When my son was about three years old, we put him down for a nap. While he was sleeping, my husband was working hard in the back yard building a piece of furniture. When my son woke up, I said to him, “Come here Sean. Look what Daddy made.”

My son’s eyes grew wide with excitement and he practically shouted “It’s a castle!” Both my husband and I looked at each other and laughed.

“No Sean, it’s not a castle. It’s a bookshelf.” I gently corrected him.

With absolutely no change in expression, he exclaimed with the same enthusiasm, “It’s a bookshelf!” Clearly his excitement over the creation was not in what it was, but because his daddy had built it. This thing, this bookshelf, or castle, or whatever was amazing.

What’s Your Perspective?

One definition of the word perspective is “subjective evaluation of relative significance; a point of view”. This is the definition we are most familiar with. It’s how we live our lives and we quite often share our point of view. We often think that our “perspective” is the definitive answer to what is happening around us, and through our point of view, we decide whether something is good or bad, significant or insignificant. Our point of view becomes our source of truth.

The problem with that idea, of course, is that we are not the source of truth and rarely do we have enough facts to perceive whether something is valuable, significant, important or of God. So when someone loses their job, our view may be that it’s a bad thing. A decision to take a missions trip when finances are shaky may appear unwise. A family’s decision to suddenly pack up and move somewhere unfamiliar sounds ridiculous.

As we look at things from our own perspective. It is the idea of placing a quarter a short distance from your eye and looking at the sun. Which is larger? From our “perspective” the quarter is larger and more significant.

Interestingly enough another definition for perspective is “the ability to perceive things in their actual interrelations or comparative important.” In trying to understand what we are walking through, we need to have a view that shows us the actual importance of what it is that it going on. We need to understand what is going on and then be excited and amazed by the incredible things God is creating.

Easier said than done, I know. It’s been almost a year since we moved in with another family from our church. Financially we were in a very difficult place and without a lot of options. They generously opened their home to us so that we could live in a place without worry, especially while my husband, Gerry, was in Africa. However, their invitation was greater than that; it extended to whatever period of time we needed in order to become financially stable.
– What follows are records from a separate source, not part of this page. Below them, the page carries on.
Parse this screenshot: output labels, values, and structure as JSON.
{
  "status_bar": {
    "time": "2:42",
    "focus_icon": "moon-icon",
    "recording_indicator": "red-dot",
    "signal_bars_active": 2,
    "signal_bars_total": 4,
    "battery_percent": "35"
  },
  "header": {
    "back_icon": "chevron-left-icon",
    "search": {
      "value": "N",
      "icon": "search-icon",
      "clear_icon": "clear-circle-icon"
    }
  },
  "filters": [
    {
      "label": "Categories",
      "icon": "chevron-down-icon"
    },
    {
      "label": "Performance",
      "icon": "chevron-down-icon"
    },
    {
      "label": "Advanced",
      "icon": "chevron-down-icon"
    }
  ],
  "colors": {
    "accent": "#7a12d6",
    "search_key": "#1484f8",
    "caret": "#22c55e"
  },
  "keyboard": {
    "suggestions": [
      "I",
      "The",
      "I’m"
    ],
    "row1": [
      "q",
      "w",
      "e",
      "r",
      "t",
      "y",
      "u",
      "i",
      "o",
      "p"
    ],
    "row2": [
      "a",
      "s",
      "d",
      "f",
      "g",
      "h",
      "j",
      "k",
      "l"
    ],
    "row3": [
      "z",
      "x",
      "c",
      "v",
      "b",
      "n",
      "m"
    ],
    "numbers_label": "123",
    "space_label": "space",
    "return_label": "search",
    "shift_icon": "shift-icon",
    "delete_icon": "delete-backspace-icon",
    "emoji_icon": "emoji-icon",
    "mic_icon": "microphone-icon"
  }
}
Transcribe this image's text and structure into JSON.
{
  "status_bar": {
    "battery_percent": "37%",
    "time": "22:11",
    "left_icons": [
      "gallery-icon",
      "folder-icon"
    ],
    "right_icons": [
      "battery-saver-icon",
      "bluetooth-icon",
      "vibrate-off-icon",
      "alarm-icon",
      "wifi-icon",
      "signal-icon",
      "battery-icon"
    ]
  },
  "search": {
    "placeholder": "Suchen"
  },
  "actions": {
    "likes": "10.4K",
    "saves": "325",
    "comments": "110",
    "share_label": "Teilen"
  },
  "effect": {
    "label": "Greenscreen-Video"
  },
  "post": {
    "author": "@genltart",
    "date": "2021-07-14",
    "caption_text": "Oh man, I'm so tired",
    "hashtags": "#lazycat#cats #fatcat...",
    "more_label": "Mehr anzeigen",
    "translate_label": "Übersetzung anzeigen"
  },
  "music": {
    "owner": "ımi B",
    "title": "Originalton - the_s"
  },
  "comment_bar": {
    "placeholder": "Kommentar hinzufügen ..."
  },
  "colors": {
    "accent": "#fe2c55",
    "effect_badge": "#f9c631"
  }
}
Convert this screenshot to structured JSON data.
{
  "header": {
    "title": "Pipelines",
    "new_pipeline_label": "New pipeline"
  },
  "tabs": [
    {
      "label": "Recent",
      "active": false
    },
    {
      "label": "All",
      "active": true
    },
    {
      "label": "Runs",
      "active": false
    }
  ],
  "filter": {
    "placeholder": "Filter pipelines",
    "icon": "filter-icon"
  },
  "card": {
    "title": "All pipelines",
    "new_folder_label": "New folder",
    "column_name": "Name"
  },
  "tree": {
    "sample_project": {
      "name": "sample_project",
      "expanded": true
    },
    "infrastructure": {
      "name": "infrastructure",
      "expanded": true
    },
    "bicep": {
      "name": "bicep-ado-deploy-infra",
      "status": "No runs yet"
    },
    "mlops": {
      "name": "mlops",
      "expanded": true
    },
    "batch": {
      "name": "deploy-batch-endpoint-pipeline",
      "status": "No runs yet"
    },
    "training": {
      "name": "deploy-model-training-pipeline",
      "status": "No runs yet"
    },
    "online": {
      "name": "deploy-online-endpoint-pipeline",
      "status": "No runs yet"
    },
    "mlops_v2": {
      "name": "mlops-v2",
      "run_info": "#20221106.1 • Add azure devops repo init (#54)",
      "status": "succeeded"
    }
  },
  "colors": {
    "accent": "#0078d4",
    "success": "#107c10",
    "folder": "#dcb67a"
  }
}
I struggled with the very thought of moving into someone else’s house. We had always been the ones with the home open to those who needed a place to stay. What kind of stewards were we to end up without a home? What kind of protectors were we to Elli, our little girl, to end up almost homeless? The only answer I could think of was that we were failures.

The Gift of Perspective

A gift of perspective

Photo By: Howard Dickins

But God‘s plan was completely different than what I thought was right and good. Shortly after we moved in, the pastor’s wife came to me and said “I have a word for you from God.” I could barely look at her as she started to speak. “God says this is a gift.  It’s a gift.”

I looked at her with tears in my eyes and honestly replied, “It doesn’t feel like a gift.”

“I know,” she said. “But God says it is, so you need to hold on to that. Trust Him. Believe that it’s true.” And she was absolutely right. This has been an amazing gift. Safety, security, a place of stability and love, and all the cats Elli could want or need. I don’t always perceive it as such, but this is because I don’t always see things rightly. My emotions, my desires, my thoughts are not always aligned with the Giver of good gifts.

We need to look up to the Son and recognize that whatever it is we hold close, what we keep right in front of our face is not as good or as big or as significant as the plans He has for us. So I pray for you and for me that God would give us the ability to perceive things in the correct perspective, in the right comparative importance. I pray that we would know God and trust that His plans for us are good and that they are not to harm us but to bring us a hope and a future. That whatever He is creating in and through us is amazing and we can celebrate whether they are castles or bookshelves, because He created them for us.